Kelvin Droegemeier, director of the White House Office of Science and Technology Policy, announced Thursday that he held a conference call with government science officials from Australia, Brazil, Canada, Germany, India, Italy, Japan, New Zealand, Singapore, South Korea, and Britain on how to tackle the pandemic.
He said the officials talked about sharing more data, how artificial intelligence can be used, and data-sharing repositories.
In the Oval Office session with reporters, Trump was asked if larger quarantine zones in the United States are an option.
“It’s a possibility if somebody gets out of control, if an area gets too hot,” Trump said. “You see what they are doing in New Rochelle, which is good frankly, but it’s not enforced. It’s not very strong. But people know they are being watched. It’s a hot spot.”
A reporter asked the Irish and American leaders if they shook hands.
They replied that they hadn’t, and instead placed their own palms together in greeting, which was “sort of a weird feeling,” Trump said.

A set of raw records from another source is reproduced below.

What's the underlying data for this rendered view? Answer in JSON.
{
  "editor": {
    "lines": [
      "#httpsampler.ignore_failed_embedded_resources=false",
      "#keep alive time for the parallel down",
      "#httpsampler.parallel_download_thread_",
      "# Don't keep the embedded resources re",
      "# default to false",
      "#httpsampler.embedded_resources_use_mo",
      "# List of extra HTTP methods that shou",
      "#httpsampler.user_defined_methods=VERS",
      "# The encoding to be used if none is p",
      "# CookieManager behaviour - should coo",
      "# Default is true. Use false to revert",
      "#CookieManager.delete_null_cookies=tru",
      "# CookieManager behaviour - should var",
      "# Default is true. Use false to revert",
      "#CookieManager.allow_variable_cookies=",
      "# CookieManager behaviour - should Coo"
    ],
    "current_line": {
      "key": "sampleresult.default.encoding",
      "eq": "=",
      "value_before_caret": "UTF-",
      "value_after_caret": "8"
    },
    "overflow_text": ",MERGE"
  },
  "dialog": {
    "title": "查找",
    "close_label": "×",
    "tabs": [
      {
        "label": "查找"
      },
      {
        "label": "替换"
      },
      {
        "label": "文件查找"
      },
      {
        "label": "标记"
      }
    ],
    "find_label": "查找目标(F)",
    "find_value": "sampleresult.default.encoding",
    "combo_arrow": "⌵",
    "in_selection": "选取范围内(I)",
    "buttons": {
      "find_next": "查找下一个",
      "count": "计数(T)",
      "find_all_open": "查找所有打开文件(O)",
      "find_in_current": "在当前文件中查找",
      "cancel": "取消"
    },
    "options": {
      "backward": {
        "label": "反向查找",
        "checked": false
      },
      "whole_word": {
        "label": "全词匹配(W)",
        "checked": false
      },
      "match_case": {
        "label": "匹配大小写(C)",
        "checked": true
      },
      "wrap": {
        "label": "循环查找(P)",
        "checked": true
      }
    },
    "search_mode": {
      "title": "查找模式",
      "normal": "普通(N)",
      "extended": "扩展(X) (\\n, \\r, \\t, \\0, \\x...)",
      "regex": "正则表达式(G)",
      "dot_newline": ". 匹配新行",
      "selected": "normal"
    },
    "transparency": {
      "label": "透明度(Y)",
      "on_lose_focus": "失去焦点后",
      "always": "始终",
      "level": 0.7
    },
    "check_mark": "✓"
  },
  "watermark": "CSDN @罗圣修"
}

The president said that in India and Japan, where he has visited, shaking hands is less customary.
“They were ahead of the curve,” he said.
Trump acknowledged his reputation as a bit of a germaphobe before entering politics.
“I was never a big hand-shaker as you probably have heard, but once you become a politician, shaking hands is very normal,” he said.
The Irish prime minister followed by saying, “It almost feels like you’re being rude, but we just can’t afford to think like that for the next few weeks.”